Le Les déclarations d'Aldama Ils ont une fois de plus démontré les différentes stratégies de Vox et PP contre le gouvernement, puisque ceux d'Abascal ont franchi une nouvelle étape devant les tribunaux en annonçant qu'ils demanderaient l'inculpation du président du gouvernement et de certains de ses ministres devant la Cour suprême. .

Le Parti populaire et Vox ont déclaré que Pedro Sánchez cherchait à rester au pouvoir pour continuer jaugé face à un imputation hypothétique.

Quoi qu'il en soit, et après des mois d'attente que les téléphones portables de l'affaire Koldo soient abandonnés ou que quelqu'un tire la couverture, le PP a trouvé les munitions qu'il attendait pour épuiser l'Exécutif, qui arrive après quelques démarches compliquées. semaines pour cette formation.

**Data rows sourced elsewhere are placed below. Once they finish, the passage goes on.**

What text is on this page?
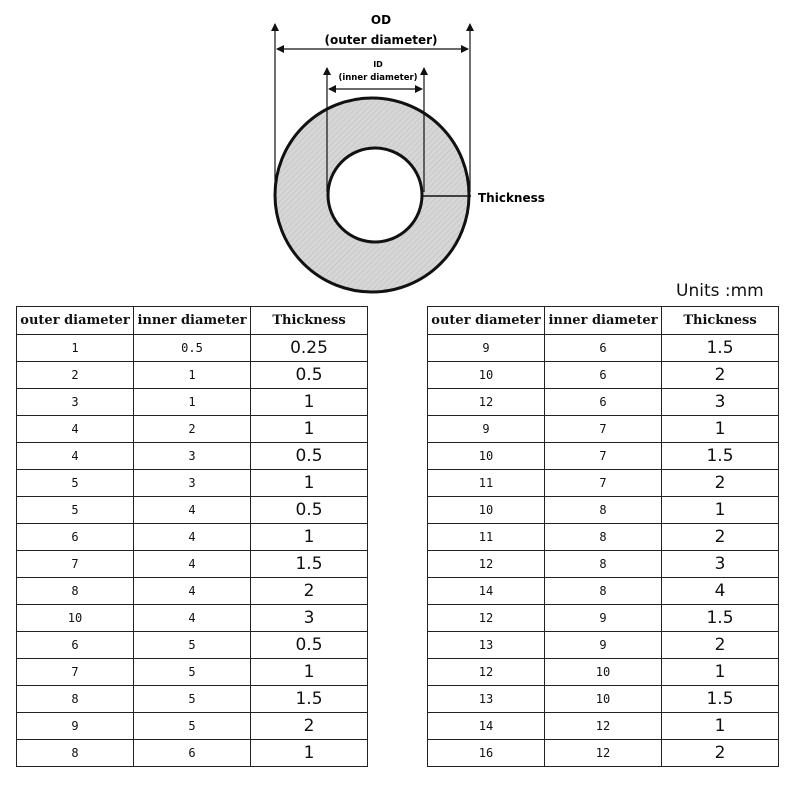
OD
(outer diameter)
ID
(inner diameter)
Thickness
Units :mm
outer diameter	inner diameter	Thickness
1	0.5	0.25
2	1	0.5
3	1	1
4	2	1
4	3	0.5
5	3	1
5	4	0.5
6	4	1
7	4	1.5
8	4	2
10	4	3
6	5	0.5
7	5	1
8	5	1.5
9	5	2
8	6	1
outer diameter	inner diameter	Thickness
9	6	1.5
10	6	2
12	6	3
9	7	1
10	7	1.5
11	7	2
10	8	1
11	8	2
12	8	3
14	8	4
12	9	1.5
13	9	2
12	10	1
13	10	1.5
14	12	1
16	12	2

La déclaration d'Aldama est restée, pour le moment, dans un arrière-plan la gestion de DANA, sur laquelle les dirigeants du PP n'ont pas eu à répondre ces dernières heures, après des jours et des jours d'interrogatoire du président de la Generalitat Valenciana, Carlos Mazón, qui a complété les changements dans son Consell en licenciant jusqu'à présent la personne responsable des urgences.

Le tentative ratée de Feijóo pour arrêter la candidature du ministre de la Transition écologique, Thérèse Riberaen tant que vice-président de la Commission européenne, qui sera finalement élu à ce poste la semaine prochaine, sans le soutien du PP espagnol, qui se démarquera du reste de ses collègues européens.